EVENT SHOULD SELLER BE LIABLE FOR CONSEQUENTIAL OR INCIDENTAL DAMAGES ARISING OUT OF OR IN CONNECTION WITH THIS AGREEMENT INCLUDING WITHOUT LIMITATION BREACH OF ANY OBLIGATION IMPOSED ON SELLER HEREUNDER OR IN CONNECTIN HEREWITH. THE REMEDY IS LIMITED TO 50% of purchase price.

  1. ACCEPTANCE OF GOODS, DELIVERY AND TRANSPORTATION.

Upon buyer’s receipt of confirmation email, buyer shall immediately inspect the Goods. Unless Buyer provides Seller with written notice of any claim or shortages of or defects in the Good eight (48) hours after receipt of email, such Goods shall be deemed finally inspected, checked and accepted by Buyer. In the absence of shipping and packing instructions, Seller shall use its own discretion in choice of carrier and method of packing. Seller shall not be responsible for insuring shipments unless specifically requested by Buyer and any insurance so requested shall be at Buyer’s expenses and valuation. Seller expressly reserves the right to over ship or under ship Goods by up to twenty (20%) percent.

  1. NO WAIVER.

Forbearance or failure of Seller to enforce any of the terms and conditions stated herein, or to exercise any right accruing from default of Buyer, shall not affect or impair Seller’s rights neither arising from such defaults; nor shall forbearance or failure be deemed a waiver of Seller’s rights in case of any subsequent default of Buyer.

  1. SEVERABILITY.

If any provision of this Agreement is unenforceable or invalid, this Agreement shall be interpreted and enforced to the greatest extent possible as if the unenforceable provision or portion had never been a part hereof.

  1. ASSIGNMENT.

This Agreement shall be binding upon and shall inure to the benefit of the successors and assigns of buyer and Seller provided, however, that buyer may not assign or transfer this contract, in whole or in part, except upon the prior written consent of Seller.

  1. GOVERNING LAW.

This Agreement shall be construed in accordance with and governed by the laws of the State of Colorado without regard to its conflict of law provisions. All actions or proceedings arising directly or indirectly here from shall be litigated only in the courts of the State of Colorado or United States federal courts located therein and the parties hereby consent to the jurisdiction and venue of such courts.

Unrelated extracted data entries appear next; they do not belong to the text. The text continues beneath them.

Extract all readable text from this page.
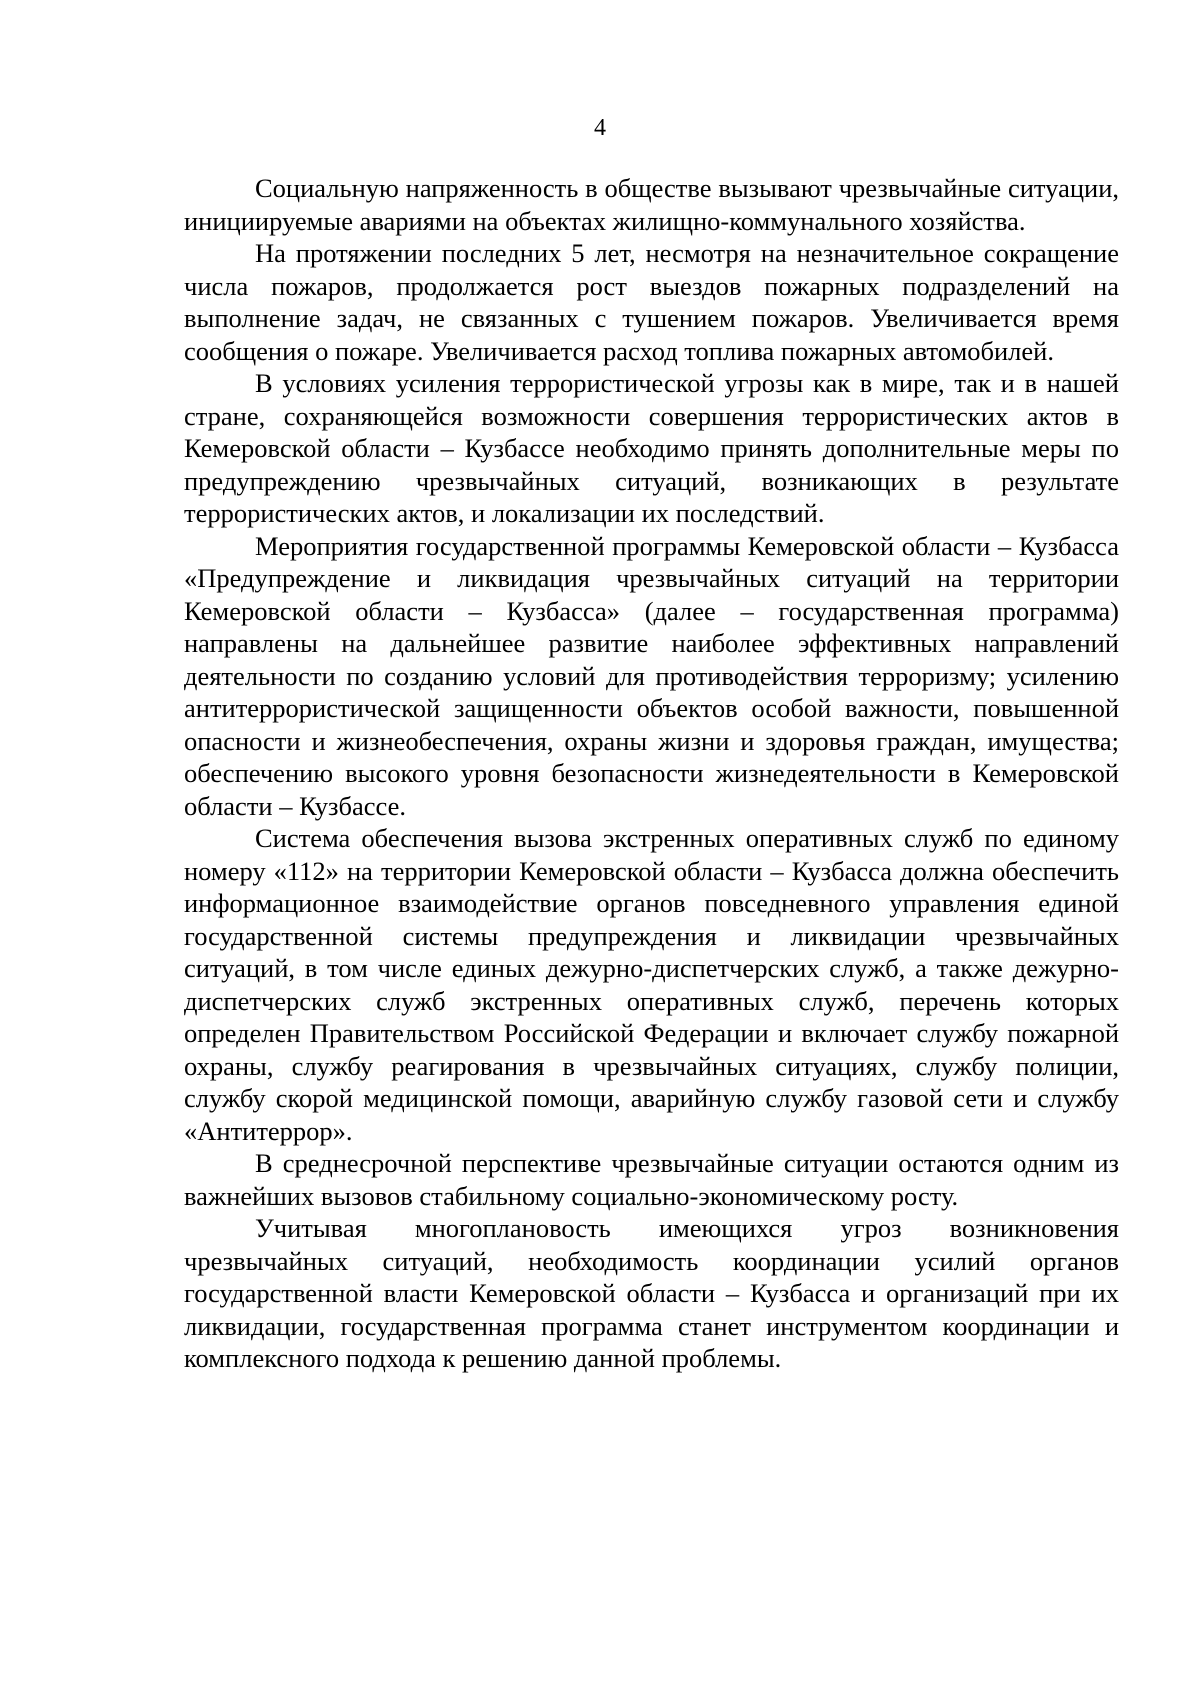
4

Социальную напряженность в обществе вызывают чрезвычайные ситуации, инициируемые авариями на объектах жилищно-коммунального хозяйства.

На протяжении последних 5 лет, несмотря на незначительное сокращение числа пожаров, продолжается рост выездов пожарных подразделений на выполнение задач, не связанных с тушением пожаров. Увеличивается время сообщения о пожаре. Увеличивается расход топлива пожарных автомобилей.

В условиях усиления террористической угрозы как в мире, так и в нашей стране, сохраняющейся возможности совершения террористических актов в Кемеровской области – Кузбассе необходимо принять дополнительные меры по предупреждению чрезвычайных ситуаций, возникающих в результате террористических актов, и локализации их последствий.

Мероприятия государственной программы Кемеровской области – Кузбасса «Предупреждение и ликвидация чрезвычайных ситуаций на территории Кемеровской области – Кузбасса» (далее – государственная программа) направлены на дальнейшее развитие наиболее эффективных направлений деятельности по созданию условий для противодействия терроризму; усилению антитеррористической защищенности объектов особой важности, повышенной опасности и жизнеобеспечения, охраны жизни и здоровья граждан, имущества; обеспечению высокого уровня безопасности жизнедеятельности в Кемеровской области – Кузбассе.

Система обеспечения вызова экстренных оперативных служб по единому номеру «112» на территории Кемеровской области – Кузбасса должна обеспечить информационное взаимодействие органов повседневного управления единой государственной системы предупреждения и ликвидации чрезвычайных ситуаций, в том числе единых дежурно-диспетчерских служб, а также дежурно-диспетчерских служб экстренных оперативных служб, перечень которых определен Правительством Российской Федерации и включает службу пожарной охраны, службу реагирования в чрезвычайных ситуациях, службу полиции, службу скорой медицинской помощи, аварийную службу газовой сети и службу «Антитеррор».

В среднесрочной перспективе чрезвычайные ситуации остаются одним из важнейших вызовов стабильному социально-экономическому росту.

Учитывая многоплановость имеющихся угроз возникновения чрезвычайных ситуаций, необходимость координации усилий органов государственной власти Кемеровской области – Кузбасса и организаций при их ликвидации, государственная программа станет инструментом координации и комплексного подхода к решению данной проблемы.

  1. ALTERNATIVE DISPUTE RESOLUTION
  2. Any dispute or claim arising from or relating to this Agreement or performance under it shall be resolved amicably through discussions between Buyer and Seller attempting in good faith to negotiate a resolution thereof; provided, however, that either buyer or Seller may seek injunctive relief from a court of proper jurisdiction where appropriate, in order to maintain the status quo while this procedure is being followed. If the parties fail to resolve any dispute arising under this Agreement, either party may seek arbitration as follows: (a) By written notice to the other party, submitting the dispute to binding arbitration, in accordance with the then-current Expedited Commercial Arbitration Rules under the American Arbitration Association, each party to bear equally the costs of the arbitration provided, however, that the other party may agree or refuse to participate in such arbitration. (b) If the parties are not successful in resolving the dispute through self-help or one of the parties refuses to participate in arbitration, the dispute shall be resolved by litigation. Any suite to require arbitration under this agreement, or to enforce judgment upon an arbitration award, may be brought in the state and federal courts of the United State America.
  3. ENTIRE CONTRACT:

Upon Seller’s acceptance of buyer’s order, the terms and provision set forth herein shall constitute the entire agreement between Buyer and Seller and no statement, correspondence, sample or other terms shall modify of effect terms hereof.